Without any further configuration the default dispatcher runs this actor along with all other actors. This is very efficient when all actor message processing is non-blocking. When all of the available threads are blocked, however, then all the actors on the same dispatcher will starve for threads and will not be able to process incoming messages.

This is less of an issue with the BEAM; it can still happen if you have long-running NIFs (functions written in C, called from Elixir / Erlang) as described in the :erl_nif manpage.

Rustixir · January 5, 2022, 1:54pm

Thanks i know all that.

In 2021 i dont thing any Akka developer use Blocking driver, because for almost all things exist a non-blocking solution and those well tested and production used by some big company ,

and also talk about :
jvm is faster than beam then
each Akka actor can have more throughout than each beam process , now this + preemtive ,
Process wait to next cycle to run again ,

Both decrease throughout ,
I need a solution, that a actor handle request for more than 30 people in real time,

I do some research and find this solution :
I use pool worker and store state in ets/mnesia

Or exist another solution ??

Two thing exist in erlang/elixir ecosystem and i come to this world, first is ETS, second is Phoenix

Thanks creator of them

dom · January 5, 2022, 2:38pm

I’m not clear what your app does exactly, but for “broadcasting and routing” you don’t generally need to go through an actor. You can use Phoenix PubSub, or a more low-level approach like process groups (pg). A process that represents a user’s websocket connection can directly send a message to 30 other processes.

Is there a particular reason you feel the need for a central actor?

josevalim · January 5, 2022, 4:49pm

Avoid the central bottlenecks is a great advice. I would also suggest not worrying about “jvm faster than beam” and “processes waiting for cycles” at such an early stage. At least in my own experience, my intuitions about bottlenecks are often misplaced. As Joe Armstrong was used to say: make it work, make it beautiful, and make it fast (if necessary).

I have definitely worked on applications that had processes handling groups much larger than ~30 people and it has been fine.

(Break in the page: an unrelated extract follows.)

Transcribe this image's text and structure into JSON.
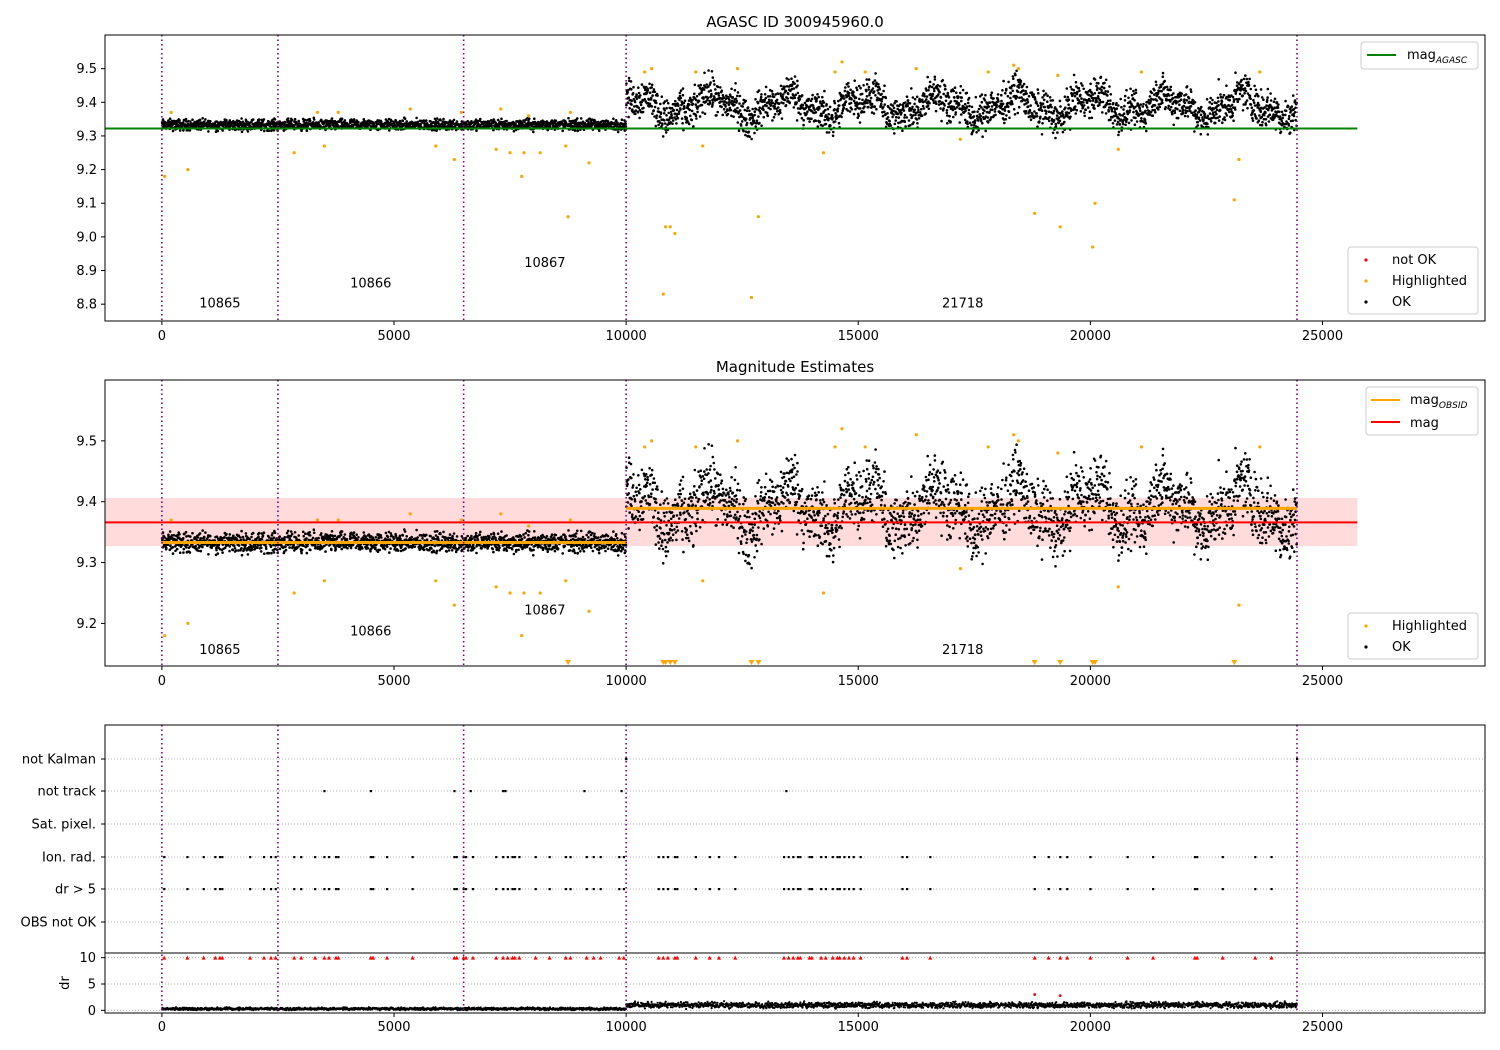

Rustixir · January 5, 2022, 5:26pm

thanks, for last question.

i working on a project one of critical component is :

three different table and each have ~200 entry
must fetch from they and run a sorting with special algorithm over them and response to client .

=> also that must work near Real Time.
=> also different modes is to much i cannot cache all each group of them then
must do that two step for all client

=> also this app serving to ~160K client

(Beam + Elixir + ETS) is not bad for this type of processing ?

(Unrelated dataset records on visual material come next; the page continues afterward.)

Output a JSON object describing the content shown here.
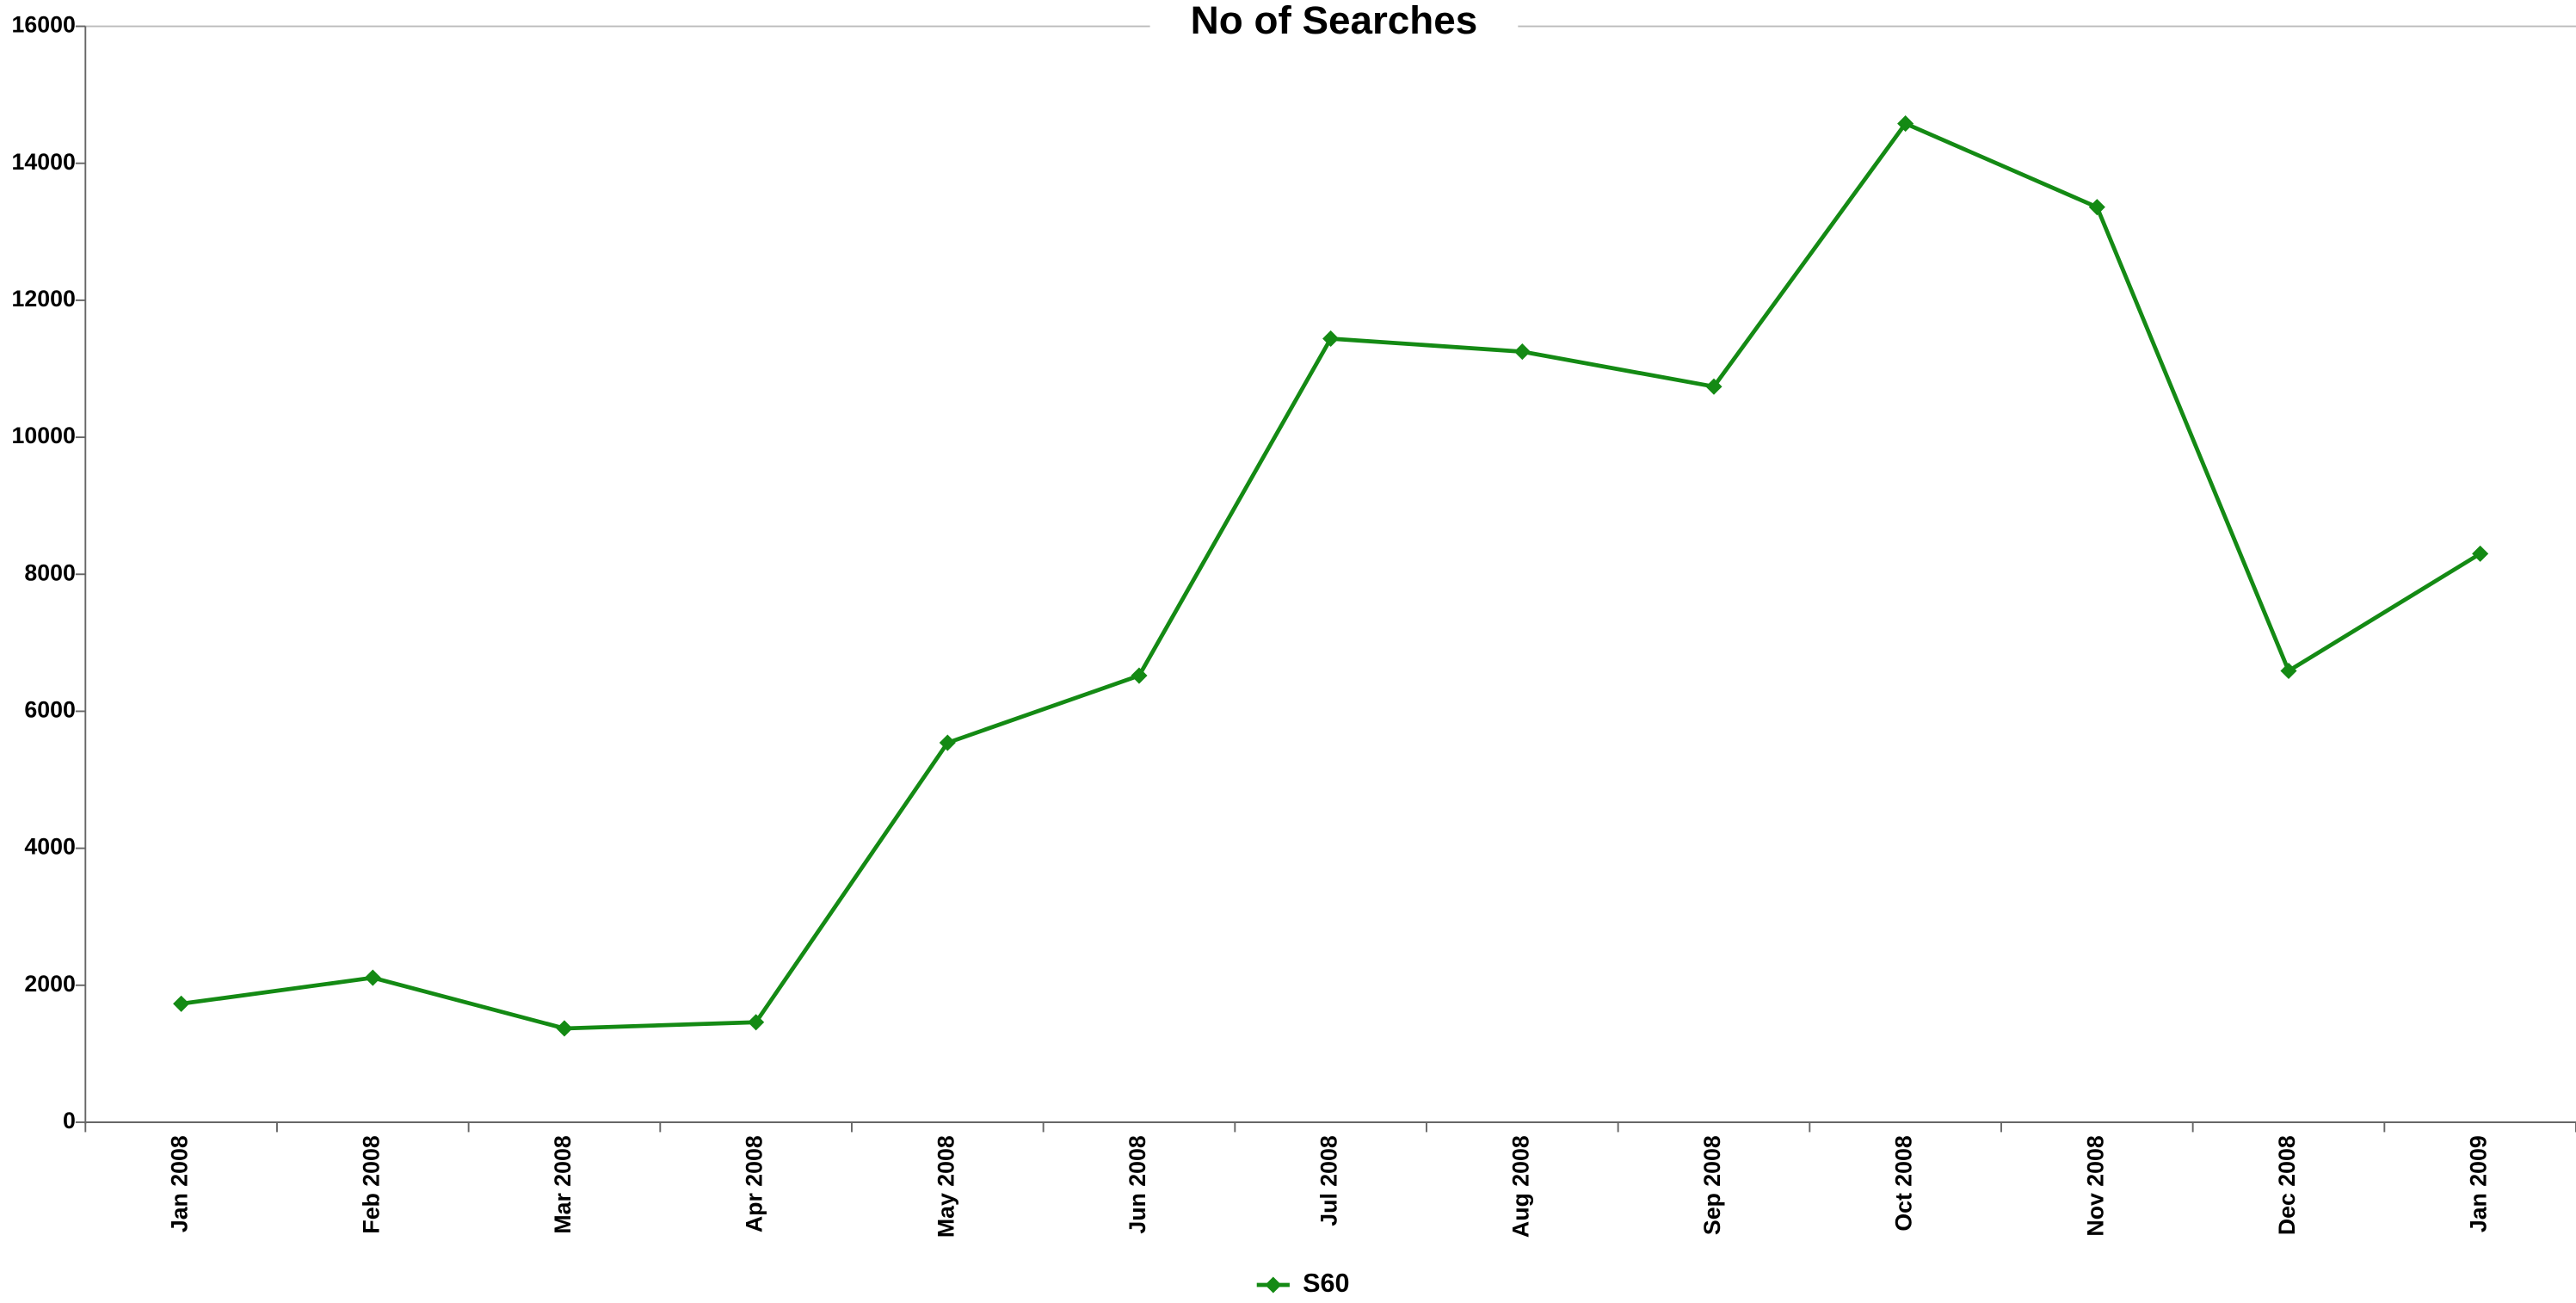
{
  "chart_data": {
    "type": "line",
    "title": "No of Searches",
    "categories": [
      "Jan 2008",
      "Feb 2008",
      "Mar 2008",
      "Apr 2008",
      "May 2008",
      "Jun 2008",
      "Jul 2008",
      "Aug 2008",
      "Sep 2008",
      "Oct 2008",
      "Nov 2008",
      "Dec 2008",
      "Jan 2009"
    ],
    "series": [
      {
        "name": "S60",
        "color": "#148a14",
        "values": [
          1730,
          2110,
          1370,
          1460,
          5540,
          6520,
          11440,
          11250,
          10740,
          14580,
          13360,
          6590,
          8300
        ]
      }
    ],
    "ylim": [
      0,
      16000
    ],
    "yticks": [
      0,
      2000,
      4000,
      6000,
      8000,
      10000,
      12000,
      14000,
      16000
    ],
    "grid": false,
    "legend": "bottom"
  }
}
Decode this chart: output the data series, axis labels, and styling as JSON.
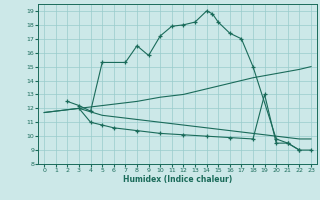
{
  "xlabel": "Humidex (Indice chaleur)",
  "xlim": [
    -0.5,
    23.5
  ],
  "ylim": [
    8,
    19.5
  ],
  "xticks": [
    0,
    1,
    2,
    3,
    4,
    5,
    6,
    7,
    8,
    9,
    10,
    11,
    12,
    13,
    14,
    15,
    16,
    17,
    18,
    19,
    20,
    21,
    22,
    23
  ],
  "yticks": [
    8,
    9,
    10,
    11,
    12,
    13,
    14,
    15,
    16,
    17,
    18,
    19
  ],
  "background_color": "#cce8e8",
  "grid_color": "#99cccc",
  "line_color": "#1a6b5a",
  "lines": [
    {
      "x": [
        2,
        3,
        4,
        5,
        7,
        8,
        9,
        10,
        11,
        12,
        13,
        14,
        14.5,
        15,
        16,
        17,
        18,
        20,
        21,
        22,
        23
      ],
      "y": [
        12.5,
        12.2,
        11.8,
        15.3,
        15.3,
        16.5,
        15.8,
        17.2,
        17.9,
        18.0,
        18.2,
        19.0,
        18.8,
        18.2,
        17.4,
        17.0,
        15.0,
        9.8,
        9.5,
        9.0,
        9.0
      ],
      "markers": true
    },
    {
      "x": [
        0,
        3,
        5,
        8,
        10,
        12,
        14,
        15,
        16,
        18,
        20,
        22,
        23
      ],
      "y": [
        11.7,
        12.0,
        12.2,
        12.5,
        12.8,
        13.0,
        13.4,
        13.6,
        13.8,
        14.2,
        14.5,
        14.8,
        15.0
      ],
      "markers": false
    },
    {
      "x": [
        0,
        3,
        5,
        8,
        10,
        12,
        14,
        16,
        18,
        20,
        22,
        23
      ],
      "y": [
        11.7,
        12.0,
        11.5,
        11.2,
        11.0,
        10.8,
        10.6,
        10.4,
        10.2,
        10.0,
        9.8,
        9.8
      ],
      "markers": false
    },
    {
      "x": [
        3,
        4,
        5,
        6,
        8,
        10,
        12,
        14,
        16,
        18,
        19,
        20,
        21,
        22
      ],
      "y": [
        12.0,
        11.0,
        10.8,
        10.6,
        10.4,
        10.2,
        10.1,
        10.0,
        9.9,
        9.8,
        13.0,
        9.5,
        9.5,
        9.0
      ],
      "markers": true
    }
  ]
}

actually newly created JIT. this more attracted me to itself

First I wrote it in Rust (Monolith application) with in-memory raw data structure and persist all entry to postgres.

but mixing business Layer with Storage layer is Hard and also ETS newly use some data structure for increase scalability

very thanks you if answering to me, .
because it is all my future.

benwilson512 · January 5, 2022, 5:54pm

This sounds like a good fit for the BEAM / Elixir.

This is important though: I would start by learning the fundamentals of the language, and not try to jump straight into building this system. If you try to build this system without learning the fundamentals you’re going to be in over your head with a dozen different tools you don’t really understand.

Rustixir · January 5, 2022, 6:11pm

thanks for your suggestion,

I was very surprised to Beam can handle this much of processing.
this was good news for me.

i had doubt before, because, i don’t understand Beam is good enough for real time processing . always i heard: beam good for communication app

benwilson512 · January 5, 2022, 8:17pm

Is not communication an example of real time processing?

Rustixir · January 5, 2022, 8:32pm

my means from real time processing in above discussion was fetching many data from three table and run a algorithm over them in realtime for each client request. its like a analyze data and response for demand. not just communication.

Rustixir · January 7, 2022, 12:30pm

Above fetching is from ets ,

Ets is great because not need to GC,
Performance is great
Scalability is great

What is your think about this type of app in elixir ?!